Toutes les terreurs de la nuit sont là, amplifiées de mille détails, d’un rien, de tout : la solitude de la formidable forêt, la surprise d’un bruit, la montée subite d’une lame blanche de brouillard, le spectre d’un arbre étrange et le vent exaspérant sa plainte dans laquelle se mêlent des rumeurs traînées de loin.
La peur se précise d’exemples : c’est le boy attardé que des mains invisibles saisissent au milieu d’une brume et serrent de liens tandis qu’il se débat, hurle et s’échappe enfin affolé ; c’est l’homme qui a vu la forme sombre bondissant brusquement dans le sous-bois dangereux. Mais l’offrande invariablement apaise. (Voir au sujet de ces divers démons : L. Cadière. Croyances et pratiques religieuses des Annamites aux environs de Hué (I. Les Arbres ; II. Les Pierres. B. E .F. E. O. 1919. Dr. Sallet : Les Souvenirs chams dans le folklore et les croyances annamites du Quang-Nam B A. V. H. 1923).

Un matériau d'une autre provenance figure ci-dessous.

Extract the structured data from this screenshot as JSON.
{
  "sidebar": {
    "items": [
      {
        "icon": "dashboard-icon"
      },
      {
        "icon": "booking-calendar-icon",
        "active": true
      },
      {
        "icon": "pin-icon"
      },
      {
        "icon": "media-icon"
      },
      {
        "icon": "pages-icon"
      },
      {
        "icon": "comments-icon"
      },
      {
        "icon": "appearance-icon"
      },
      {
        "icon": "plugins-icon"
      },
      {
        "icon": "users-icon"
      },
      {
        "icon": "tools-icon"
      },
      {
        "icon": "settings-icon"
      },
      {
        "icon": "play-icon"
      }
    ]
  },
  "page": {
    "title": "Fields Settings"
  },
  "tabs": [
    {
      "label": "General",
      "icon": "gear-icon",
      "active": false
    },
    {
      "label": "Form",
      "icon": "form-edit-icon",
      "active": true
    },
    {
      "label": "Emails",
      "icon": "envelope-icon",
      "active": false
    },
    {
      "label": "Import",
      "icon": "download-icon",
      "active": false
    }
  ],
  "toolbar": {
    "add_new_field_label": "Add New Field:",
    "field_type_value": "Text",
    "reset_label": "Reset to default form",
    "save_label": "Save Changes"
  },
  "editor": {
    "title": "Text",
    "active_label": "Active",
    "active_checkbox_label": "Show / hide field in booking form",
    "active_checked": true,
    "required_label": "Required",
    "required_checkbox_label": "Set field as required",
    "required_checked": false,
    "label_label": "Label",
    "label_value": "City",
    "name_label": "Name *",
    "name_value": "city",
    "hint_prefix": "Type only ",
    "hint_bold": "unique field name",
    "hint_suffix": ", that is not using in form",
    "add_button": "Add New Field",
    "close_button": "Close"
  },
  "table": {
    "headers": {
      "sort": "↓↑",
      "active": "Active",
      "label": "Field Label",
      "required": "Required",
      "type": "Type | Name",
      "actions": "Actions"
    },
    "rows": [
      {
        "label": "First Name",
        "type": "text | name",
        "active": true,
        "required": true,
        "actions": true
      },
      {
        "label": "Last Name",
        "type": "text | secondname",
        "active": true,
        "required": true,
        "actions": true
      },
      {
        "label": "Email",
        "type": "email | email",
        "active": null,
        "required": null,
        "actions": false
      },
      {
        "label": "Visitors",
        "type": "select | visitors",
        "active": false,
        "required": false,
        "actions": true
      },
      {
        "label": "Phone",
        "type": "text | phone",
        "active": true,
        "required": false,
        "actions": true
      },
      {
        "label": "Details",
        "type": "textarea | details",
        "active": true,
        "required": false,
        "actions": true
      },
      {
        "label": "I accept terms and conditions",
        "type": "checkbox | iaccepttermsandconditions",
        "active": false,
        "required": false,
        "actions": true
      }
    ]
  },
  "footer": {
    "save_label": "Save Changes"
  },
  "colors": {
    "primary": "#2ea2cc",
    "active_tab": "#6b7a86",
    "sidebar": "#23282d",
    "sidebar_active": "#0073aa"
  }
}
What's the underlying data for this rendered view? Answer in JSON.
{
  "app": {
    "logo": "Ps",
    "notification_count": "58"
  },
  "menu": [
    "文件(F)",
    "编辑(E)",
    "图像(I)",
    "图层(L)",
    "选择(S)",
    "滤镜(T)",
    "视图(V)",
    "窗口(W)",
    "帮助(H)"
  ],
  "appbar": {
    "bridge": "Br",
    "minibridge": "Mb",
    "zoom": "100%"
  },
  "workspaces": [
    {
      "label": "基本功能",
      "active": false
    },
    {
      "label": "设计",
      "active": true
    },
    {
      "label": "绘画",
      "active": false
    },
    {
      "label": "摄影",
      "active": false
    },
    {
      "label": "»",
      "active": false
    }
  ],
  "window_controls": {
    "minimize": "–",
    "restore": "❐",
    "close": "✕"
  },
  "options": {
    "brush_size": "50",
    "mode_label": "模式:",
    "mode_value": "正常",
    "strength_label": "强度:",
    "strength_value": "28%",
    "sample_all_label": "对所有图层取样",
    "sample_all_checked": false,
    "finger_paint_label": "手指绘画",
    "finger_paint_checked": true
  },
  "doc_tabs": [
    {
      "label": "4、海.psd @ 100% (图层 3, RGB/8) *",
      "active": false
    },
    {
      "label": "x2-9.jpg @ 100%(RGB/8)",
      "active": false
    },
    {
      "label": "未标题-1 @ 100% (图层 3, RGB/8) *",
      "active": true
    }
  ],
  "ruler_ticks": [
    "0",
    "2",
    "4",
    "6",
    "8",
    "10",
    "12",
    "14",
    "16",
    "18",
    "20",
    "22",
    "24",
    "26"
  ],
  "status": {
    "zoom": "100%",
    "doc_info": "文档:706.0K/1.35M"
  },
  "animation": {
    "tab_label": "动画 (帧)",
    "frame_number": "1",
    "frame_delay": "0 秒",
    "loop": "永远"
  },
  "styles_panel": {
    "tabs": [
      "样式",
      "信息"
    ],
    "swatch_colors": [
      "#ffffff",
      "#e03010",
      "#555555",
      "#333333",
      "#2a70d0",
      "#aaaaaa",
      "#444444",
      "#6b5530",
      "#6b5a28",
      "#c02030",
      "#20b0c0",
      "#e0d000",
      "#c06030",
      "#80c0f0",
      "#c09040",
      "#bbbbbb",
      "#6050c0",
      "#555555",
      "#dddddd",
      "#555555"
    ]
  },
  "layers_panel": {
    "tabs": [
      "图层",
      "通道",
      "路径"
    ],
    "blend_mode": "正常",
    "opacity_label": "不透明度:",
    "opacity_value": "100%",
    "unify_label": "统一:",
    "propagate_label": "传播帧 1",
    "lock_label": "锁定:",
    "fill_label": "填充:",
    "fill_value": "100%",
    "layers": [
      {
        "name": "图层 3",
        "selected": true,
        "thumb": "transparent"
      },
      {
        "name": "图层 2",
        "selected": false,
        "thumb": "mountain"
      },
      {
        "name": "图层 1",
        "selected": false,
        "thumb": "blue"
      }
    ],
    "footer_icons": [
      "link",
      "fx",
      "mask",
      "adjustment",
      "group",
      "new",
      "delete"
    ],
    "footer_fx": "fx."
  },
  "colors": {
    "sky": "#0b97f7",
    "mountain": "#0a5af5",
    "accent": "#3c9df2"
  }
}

Si vous dirigez une enquête sur tout ce royaume mouvant de la nuit, l’Annamite, sous le plein jour, dédaignera les ombres, se rira des terreurs, niant les apparitions et les hantises ; ou, par crainte des vengeances, il ne livrera rien. Tout ce folklore, du reste, que j’ai pu noter sur Bana et sa montagne, semble ne pas attacher de particularités très nettes. Peut-être plus nombreux sont les esprits, parce qu’ils mélangent ceux de la forêt, ceux de la montagne et ceux de la zone basse. Cependant il semblerait qu’un génie meilleur serait reconnu en propre. Je le signale très imprécis, en dépit de mes enquêtes. C’est un esprit meilleur et féminin, la Dame du lieu : on la nomme Duc-Ba. Elle s’apparenterait ou se confondrait avec « Phat-Ba », la Dame Buddha. Dans tous les cas, elle traîne avec elle sa bonté et de la confiance ; on lui rend hommage. Des gens qui connaissent la forêt affirment qu’il existe dans le dédale des ravins un coin perdu où la montagne, creusée parmi les éboulis d’argiles et de roches, forme un abri qu’un auvent a complété. C’est à « Duc-Ba » que le « mieu » sauvage serait dédié, et le principal décor en serait une plaque de marbre blanc rayée comme une table d’échecs. Aux temps des guerres, lorsque le futur Gia-Long luttait pour son royaume contre les Tay-Son usurpateurs, la tradition affirme que le prince prit contact avec le « Núi Chúa ». Sans aucun détail, l’on raconte qu’il eut accès par la montagne vers des refuges. Je tiens ce seul fait, indirectement, qu’un point aurait été occupé par Nguyen-Anh et l’on m’a désigné dans les mouvements du Nord-Ouest, un pic formant pyramide régulière, qu’une échancrure de notre montagne encadre et singularise plus encore. Sur ce sommet, la légende veut dire qu’un terrain aurait été établi, supportant au centre une table de marbre, et aux angles, quatre sièges de pierre. Un sentier escaladait en spirale les flancs de cette hauteur. C’était là où le prince réfugié recevait l’impôt des peuplades « Moï » fidèles.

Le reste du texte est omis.